GAJEVY WEEK

THЀME 2 : I Love You

.


- Des chocolats et des fleurs ?

- Nan, trop classique.

- Un dîner au resto ?

- Trop cher.

- Un collier ?

- Si elle l'aime pas, je me fais plumer.

- Je sais pas, moi, une écharpe ?!

- Une écharpe ? Plus pourri comme cadeau, tu meurs…

- Gajeel, bon sang, fais un effort !

- Mais c'est toi qui propose des trucs nuls, aussi !

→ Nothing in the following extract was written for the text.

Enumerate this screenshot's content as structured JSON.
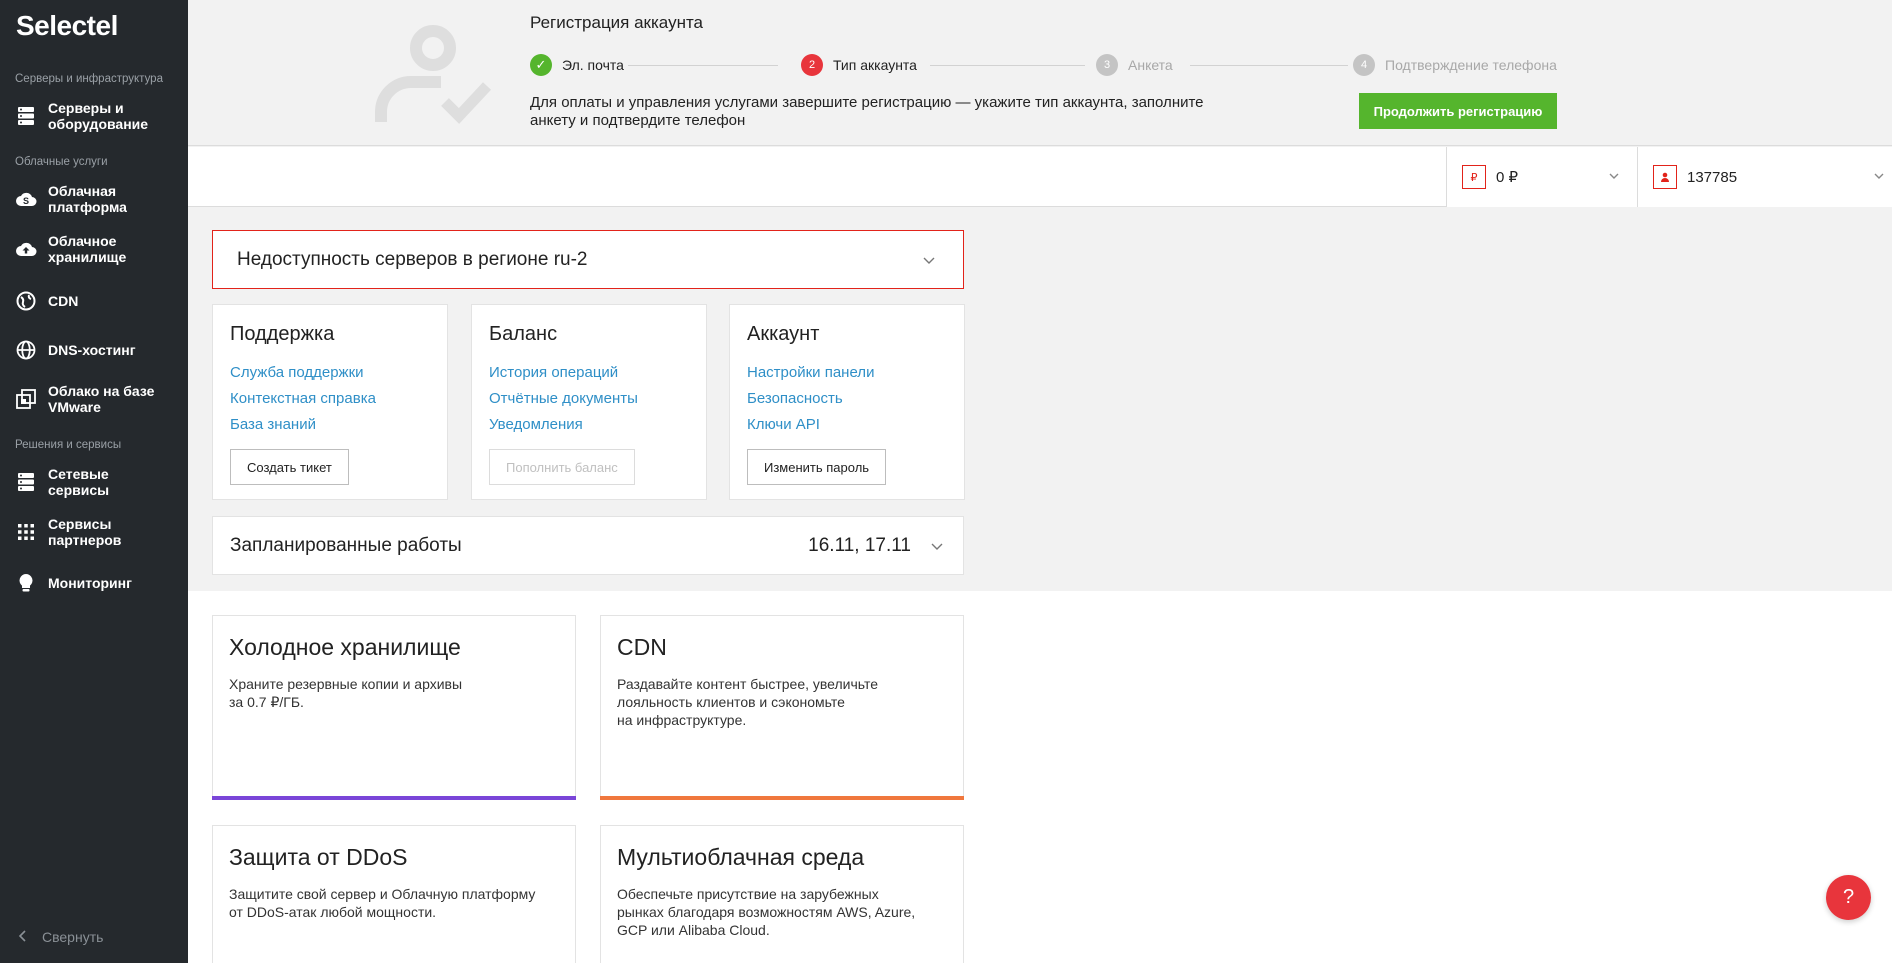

Lily pose brusquement son verre sur la table et fixe son meilleur ami, ses sourcils levés en accent circonflexe. Gajeel grommelle une phrase incompréhensible et finit par décroiser ses bras massifs, évitant soigneusement le regard accusateur du grand Noir.

- C'est ta première Saint-Valentin avec Levy, et je comprends que tu veuilles marquer le coup, mais si t'y mets pas du tien on y arrivera pas avant ce soir, autant te prévenir tout de suite.

L'étudiant se prend la tête entre la main et gémit :

- J'vais rien trouver, c'est sûr.

- Dis pas ça, allez, soupire Lily en lui frottant l'épaule. De toute façon, Levy est pas non plus la fille la plus exigeante au monde, si ?

- Non, ça va, elle est pas trop chiante, mais bon, j'ai quand même intérêt à assurer…

- Tu peux pas lui offrir un livre ?

- Un livre ? ricane Gajeel. T'as vu ma gueule ? Tu me vois vraiment entrer dans une librairie ?

Lily grimace. Non, c'est sûr qu'il n'a pas exactement le profil type du rat de bibliothèque. C'est peut-être à cause des piercings partout sur son visage, ou les cheveux en bataille, ou encore les yeux rouges, là…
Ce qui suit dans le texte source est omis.